Five Eternal Gifts from God - Faith 3
And you were dead in the trespasses and sins in which you once walked, following the course of this world, following the prince of the power of the air, the spirit that is now at work in the sons of disobedience—among whom we all once lived in the passions of our flesh, carrying out the desires of the body and the mind, and were by nature children of wrath, like the rest of mankind. But God, being rich in mercy, because of the great love with which he loved us, even when we were dead in our trespasses, made us alive together with Christ—by grace you have been saved—and raised us up with him and seated us with him in the heavenly places in Christ Jesus, so that in the coming ages he might show the immeasurable riches of his grace in kindness toward us in Christ Jesus. For by grace you have been saved through faith. And this is not your own doing; it is the gift of God, not a result of works, so that no one may boast. For we are his workmanship, created in Christ Jesus for good works, which God prepared beforehand, that we should walk in them. (Ephesians 2:1-10 ESV)
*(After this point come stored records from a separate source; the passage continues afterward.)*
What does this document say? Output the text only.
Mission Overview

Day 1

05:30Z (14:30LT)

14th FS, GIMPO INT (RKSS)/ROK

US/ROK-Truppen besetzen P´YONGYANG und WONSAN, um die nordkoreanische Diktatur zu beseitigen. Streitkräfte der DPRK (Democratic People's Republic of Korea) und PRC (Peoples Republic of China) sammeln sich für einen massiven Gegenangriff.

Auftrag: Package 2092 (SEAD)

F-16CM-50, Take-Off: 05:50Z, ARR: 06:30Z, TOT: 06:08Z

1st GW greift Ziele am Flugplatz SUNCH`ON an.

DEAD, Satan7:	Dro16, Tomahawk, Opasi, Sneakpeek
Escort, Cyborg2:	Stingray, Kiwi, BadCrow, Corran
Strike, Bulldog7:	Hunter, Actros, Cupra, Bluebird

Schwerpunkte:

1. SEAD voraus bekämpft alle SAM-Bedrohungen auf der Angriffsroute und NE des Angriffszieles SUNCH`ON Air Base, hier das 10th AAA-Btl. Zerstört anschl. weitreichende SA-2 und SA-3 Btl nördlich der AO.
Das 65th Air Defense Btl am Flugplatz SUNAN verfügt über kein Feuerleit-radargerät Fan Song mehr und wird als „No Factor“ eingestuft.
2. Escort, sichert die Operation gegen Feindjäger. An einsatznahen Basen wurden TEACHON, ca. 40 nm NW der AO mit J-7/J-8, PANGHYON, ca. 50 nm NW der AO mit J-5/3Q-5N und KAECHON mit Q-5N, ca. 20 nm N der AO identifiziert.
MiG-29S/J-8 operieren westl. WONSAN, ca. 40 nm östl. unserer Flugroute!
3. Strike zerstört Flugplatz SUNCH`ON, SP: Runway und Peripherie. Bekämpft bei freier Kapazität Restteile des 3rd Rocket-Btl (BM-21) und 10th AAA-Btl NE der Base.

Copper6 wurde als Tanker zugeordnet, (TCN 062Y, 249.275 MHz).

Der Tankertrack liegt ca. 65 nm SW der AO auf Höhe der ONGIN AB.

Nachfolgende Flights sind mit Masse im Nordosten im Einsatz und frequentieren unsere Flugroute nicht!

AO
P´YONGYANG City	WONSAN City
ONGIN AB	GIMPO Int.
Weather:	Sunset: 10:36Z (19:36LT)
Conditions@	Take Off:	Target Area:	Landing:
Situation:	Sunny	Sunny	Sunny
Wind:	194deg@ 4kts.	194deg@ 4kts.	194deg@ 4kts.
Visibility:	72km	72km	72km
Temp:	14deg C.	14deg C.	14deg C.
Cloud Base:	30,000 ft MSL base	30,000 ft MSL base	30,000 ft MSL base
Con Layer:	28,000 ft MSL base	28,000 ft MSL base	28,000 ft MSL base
The Gospel is the message that God is holy and man is sinful. God became a human being in the person of Jesus Christ in order to live a sinless life, die a substitutionary death on the cross, be buried and rise from the dead. He ascended to the right hand of God the Father, will return in power might and glory and salvation is by grace alone, through faith alone in Christ alone.
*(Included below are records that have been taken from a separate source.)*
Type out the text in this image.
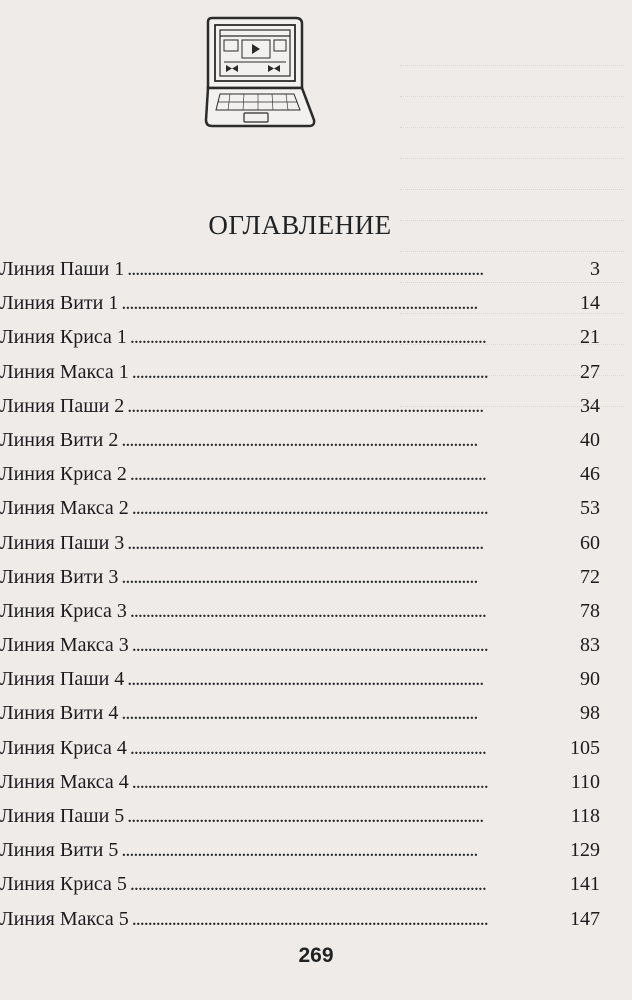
ОГЛАВЛЕНИЕ
Линия Паши 1 . . .	3
Линия Вити 1 . . .	14
Линия Криса 1 . . .	21
Линия Макса 1 . . .	27
Линия Паши 2 . . .	34
Линия Вити 2 . . .	40
Линия Криса 2 . . .	46
Линия Макса 2 . . .	53
Линия Паши 3 . . .	60
Линия Вити 3 . . .	72
Линия Криса 3 . . .	78
Линия Макса 3 . . .	83
Линия Паши 4 . . .	90
Линия Вити 4 . . .	98
Линия Криса 4 . . .	105
Линия Макса 4 . . .	110
Линия Паши 5 . . .	118
Линия Вити 5 . . .	129
Линия Криса 5 . . .	141
Линия Макса 5 . . .	147
269
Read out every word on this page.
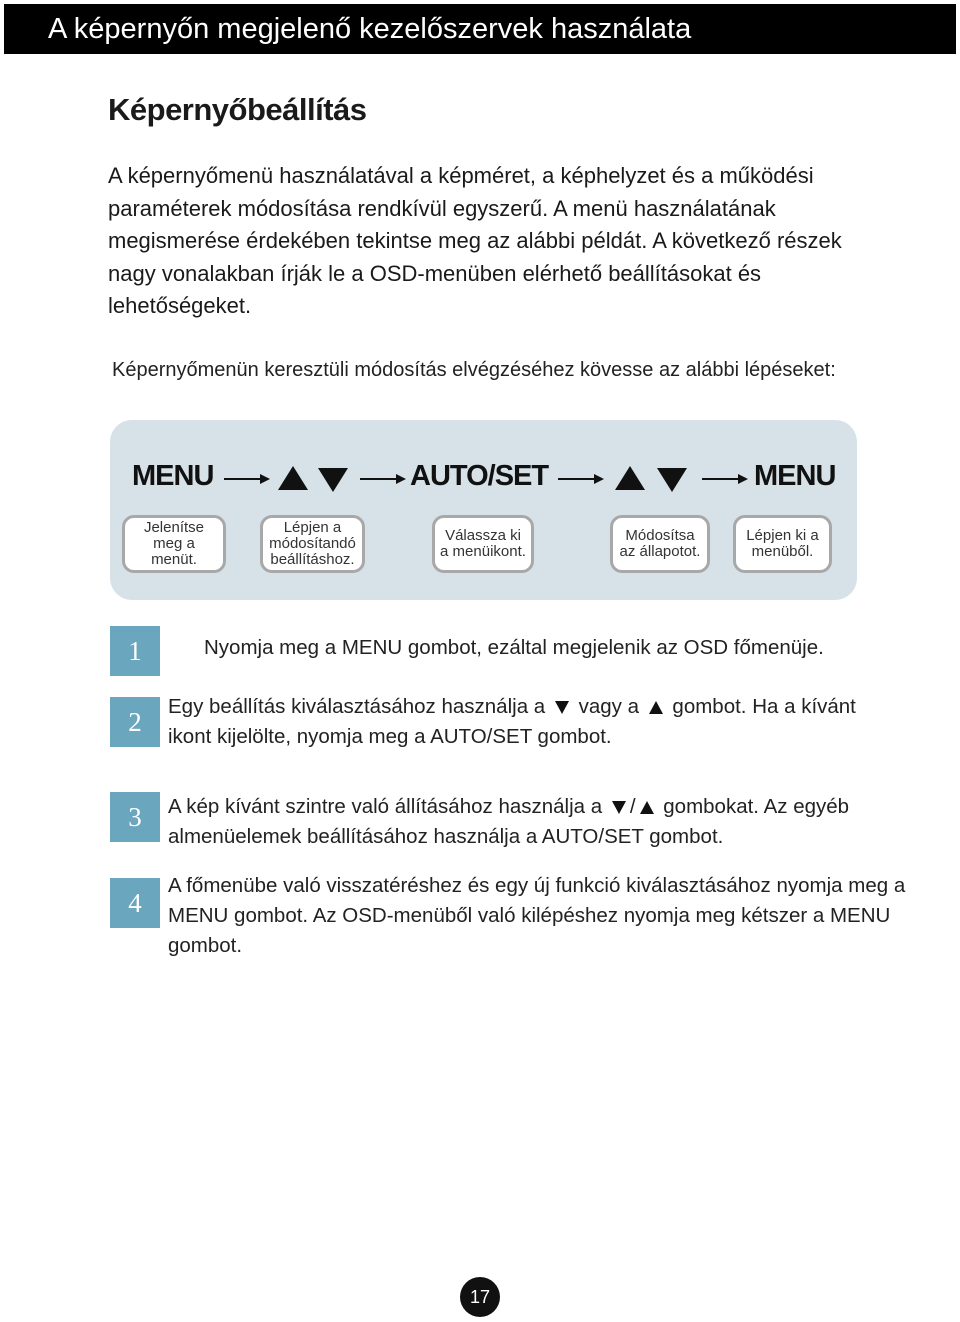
A képernyőn megjelenő kezelőszervek használata
Képernyőbeállítás
A képernyőmenü használatával a képméret, a képhelyzet és a működési
paraméterek módosítása rendkívül egyszerű. A menü használatának
megismerése érdekében tekintse meg az alábbi példát. A következő részek
nagy vonalakban írják le a OSD-menüben elérhető beállításokat és
lehetőségeket.
Képernyőmenün keresztüli módosítás elvégzéséhez kövesse az alábbi lépéseket:
MENU	AUTO/SET	MENU
Jelenítse meg a menüt.
Lépjen a módosítandó beállításhoz.
Válassza ki a menüikont.
Módosítsa az állapotot.
Lépjen ki a menüből.
1	Nyomja meg a MENU gombot, ezáltal megjelenik az OSD főmenüje.
2	Egy beállítás kiválasztásához használja a vagy a gombot. Ha a kívánt
ikont kijelölte, nyomja meg a AUTO/SET gombot.
3	A kép kívánt szintre való állításához használja a / gombokat. Az egyéb
almenüelemek beállításához használja a AUTO/SET gombot.
4
A főmenübe való visszatéréshez és egy új funkció kiválasztásához nyomja meg a
MENU gombot. Az OSD-menüből való kilépéshez nyomja meg kétszer a MENU
gombot.
17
When God-given saving faith is exercised by the regenerated sinner in the person and atoning work of Jesus Christ, the sinner becomes a child of God. The result of this act of faith, or believing, is as follows:
- Justification. God declares the guilty sinner righteous. The sinner’s guilt is removed by the imputation of Christ’s righteousness. Romans 3:21-26; Philippians 3:1-9; Romans 8:28-33. From the positive viewpoint, the basis of justification is God’s grace as manifested in our Lord’s perfect life of obedience and His sacrificial, substitutionary death. See also Romans 4:1-6; I Corinthians 1:30 and 2 Corinthians 5:21. God has accomplished what man was unable to do for himself and what God has done is quite unmerited, unprompted and unsought. Justification brings about assurance for the forgiveness of sins (Romans 4:16) and glorification of God rather than self (Ephesians 2:8-9; 1:6-7).
- Adoption. This is a present reality. See Romans 8:15-16; Galatians 4:1-5; Ephesians 1:5. Fallen sinners are strangers to the family of God and are indeed enemies of God (Romans 5:10). They are their father the devil (John 8:44). They are slaves to sin (Romans 6). From this condition, the sinner is gracious invited to become God’s child, given the ability to receive this invitation as their own and to joined with not only God the Father, Son and Holy Spirit but with other members of the family God: other believers. They are called children of God and may refer to address God as Father.
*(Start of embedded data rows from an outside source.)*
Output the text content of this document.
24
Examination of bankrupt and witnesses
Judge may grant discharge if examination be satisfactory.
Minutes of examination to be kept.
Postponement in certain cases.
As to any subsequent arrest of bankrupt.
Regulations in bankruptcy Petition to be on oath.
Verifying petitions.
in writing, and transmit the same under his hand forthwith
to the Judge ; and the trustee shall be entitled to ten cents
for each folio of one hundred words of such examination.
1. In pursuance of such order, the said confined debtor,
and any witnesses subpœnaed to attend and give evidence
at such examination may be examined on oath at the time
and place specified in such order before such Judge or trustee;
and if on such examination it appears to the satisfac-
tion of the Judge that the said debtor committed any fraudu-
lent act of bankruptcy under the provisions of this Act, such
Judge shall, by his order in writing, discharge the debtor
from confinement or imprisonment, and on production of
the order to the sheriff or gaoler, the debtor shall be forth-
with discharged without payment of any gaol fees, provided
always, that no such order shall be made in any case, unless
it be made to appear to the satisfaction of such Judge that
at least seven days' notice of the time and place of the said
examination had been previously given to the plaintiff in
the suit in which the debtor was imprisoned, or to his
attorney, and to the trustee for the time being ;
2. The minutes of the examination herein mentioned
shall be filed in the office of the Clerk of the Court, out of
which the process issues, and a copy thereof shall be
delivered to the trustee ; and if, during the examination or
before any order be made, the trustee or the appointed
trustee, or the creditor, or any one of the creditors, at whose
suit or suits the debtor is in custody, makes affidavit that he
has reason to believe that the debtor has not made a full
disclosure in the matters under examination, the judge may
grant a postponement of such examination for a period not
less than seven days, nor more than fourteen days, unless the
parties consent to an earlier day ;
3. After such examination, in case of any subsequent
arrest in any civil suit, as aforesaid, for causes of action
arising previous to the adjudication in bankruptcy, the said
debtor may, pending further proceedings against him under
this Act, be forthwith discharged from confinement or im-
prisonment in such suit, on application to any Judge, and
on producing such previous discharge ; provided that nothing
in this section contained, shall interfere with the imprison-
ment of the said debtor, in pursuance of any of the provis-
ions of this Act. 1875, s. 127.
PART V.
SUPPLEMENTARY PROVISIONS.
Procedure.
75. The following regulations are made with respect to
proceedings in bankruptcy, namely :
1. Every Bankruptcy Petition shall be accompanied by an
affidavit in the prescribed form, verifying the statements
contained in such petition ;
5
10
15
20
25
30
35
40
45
- Sanctification. A life of holiness. This has to do with our present existence rather than just a future heavenly existence. When anyone is converted from death unto new life in Christ, the result is now a life and lifestyle that reflects the holiness of God and obedience to God’s commands.
These importance aspects of salvation are explained in the latter part of Ephesians 2. We have previously noted the gift of God’s grace in vs. 1-7 as the basis or motivation by God to save sinners. In vs. 8-9 we not only see God’s grace as the sole motivation unto salvation but God given faith as the sole or only means by which God’s saving grace, and its corresponding results, are applied to the sinner.